41. The method of Claim 26 wherein the T cells are to be given to a patient and the culture medium contains autologous or allogeneic plasma or serum.

42. A method of cellular immunotherapy comprising: administering an effective number of autologous or allogeneic T cells to a patient in need thereof, the T cells having been cultured according to any one of Claims

1-41, wherein the selected time is a time sufficient to obtain at least the effective number of T cells to be administered to the patient.

43. The method of Claim 42 wherein the sample of cells used for the culture is obtained from the patient to whom the T cells are to be administered.

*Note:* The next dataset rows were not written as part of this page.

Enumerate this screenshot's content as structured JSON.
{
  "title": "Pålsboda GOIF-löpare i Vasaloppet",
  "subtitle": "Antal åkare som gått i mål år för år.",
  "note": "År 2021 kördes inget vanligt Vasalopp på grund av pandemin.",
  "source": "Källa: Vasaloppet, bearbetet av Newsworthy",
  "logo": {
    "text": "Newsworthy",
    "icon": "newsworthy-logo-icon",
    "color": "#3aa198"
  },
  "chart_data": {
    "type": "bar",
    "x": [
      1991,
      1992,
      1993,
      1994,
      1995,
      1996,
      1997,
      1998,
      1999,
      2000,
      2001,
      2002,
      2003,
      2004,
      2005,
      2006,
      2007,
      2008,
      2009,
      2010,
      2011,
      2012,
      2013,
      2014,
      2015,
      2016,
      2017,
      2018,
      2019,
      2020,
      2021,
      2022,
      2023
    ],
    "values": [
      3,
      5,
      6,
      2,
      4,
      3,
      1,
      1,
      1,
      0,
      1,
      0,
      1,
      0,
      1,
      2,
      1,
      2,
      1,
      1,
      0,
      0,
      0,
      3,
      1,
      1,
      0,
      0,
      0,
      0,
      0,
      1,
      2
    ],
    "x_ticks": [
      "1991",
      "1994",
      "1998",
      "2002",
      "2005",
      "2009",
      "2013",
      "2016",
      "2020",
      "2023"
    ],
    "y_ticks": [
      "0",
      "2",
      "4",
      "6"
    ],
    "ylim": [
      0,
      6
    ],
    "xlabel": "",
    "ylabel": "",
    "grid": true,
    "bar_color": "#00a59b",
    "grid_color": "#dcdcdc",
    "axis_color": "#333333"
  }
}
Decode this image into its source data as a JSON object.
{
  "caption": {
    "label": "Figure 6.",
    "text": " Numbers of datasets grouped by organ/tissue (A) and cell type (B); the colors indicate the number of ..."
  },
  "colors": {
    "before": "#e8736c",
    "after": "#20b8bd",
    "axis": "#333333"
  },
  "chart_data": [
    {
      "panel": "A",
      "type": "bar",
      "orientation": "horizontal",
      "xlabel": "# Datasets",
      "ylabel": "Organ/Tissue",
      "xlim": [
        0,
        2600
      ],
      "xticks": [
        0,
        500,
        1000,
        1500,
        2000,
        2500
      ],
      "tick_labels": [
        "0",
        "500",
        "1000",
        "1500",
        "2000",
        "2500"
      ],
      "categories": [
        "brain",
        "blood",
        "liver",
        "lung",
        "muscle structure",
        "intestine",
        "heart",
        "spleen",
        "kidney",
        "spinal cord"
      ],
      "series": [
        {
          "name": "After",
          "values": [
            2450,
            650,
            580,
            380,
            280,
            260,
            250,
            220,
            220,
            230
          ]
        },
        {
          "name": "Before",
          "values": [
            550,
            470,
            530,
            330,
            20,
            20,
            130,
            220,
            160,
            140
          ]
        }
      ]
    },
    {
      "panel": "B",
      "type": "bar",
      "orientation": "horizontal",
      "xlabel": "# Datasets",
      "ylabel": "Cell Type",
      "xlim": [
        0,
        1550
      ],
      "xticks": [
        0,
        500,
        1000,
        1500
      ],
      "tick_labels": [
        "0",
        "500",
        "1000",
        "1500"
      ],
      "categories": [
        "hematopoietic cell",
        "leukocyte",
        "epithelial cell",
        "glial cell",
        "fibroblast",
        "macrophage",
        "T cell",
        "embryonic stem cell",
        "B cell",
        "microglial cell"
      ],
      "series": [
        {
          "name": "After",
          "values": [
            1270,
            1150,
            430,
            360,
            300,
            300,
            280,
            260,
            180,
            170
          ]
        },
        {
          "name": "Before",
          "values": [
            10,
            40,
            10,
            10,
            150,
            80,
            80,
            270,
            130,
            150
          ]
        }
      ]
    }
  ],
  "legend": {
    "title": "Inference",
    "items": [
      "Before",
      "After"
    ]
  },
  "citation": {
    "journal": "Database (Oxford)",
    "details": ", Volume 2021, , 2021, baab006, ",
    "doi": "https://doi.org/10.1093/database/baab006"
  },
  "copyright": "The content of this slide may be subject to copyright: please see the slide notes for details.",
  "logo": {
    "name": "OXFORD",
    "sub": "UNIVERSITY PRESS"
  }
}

44. A method of gene therapy comprising: administering an effective number of genetically-modified autologous or allogeneic T cells to a patient in need thereof, the T cells having been cultured according to any one of Claims 1-41, wherein the selected time is a time sufficient to obtain at least the effective number of T cells to be administered to the patient.

45. The method of Claim 44 wherein the sample of cells used for the culture is obtained from the patient to whom the T cells are to be administered.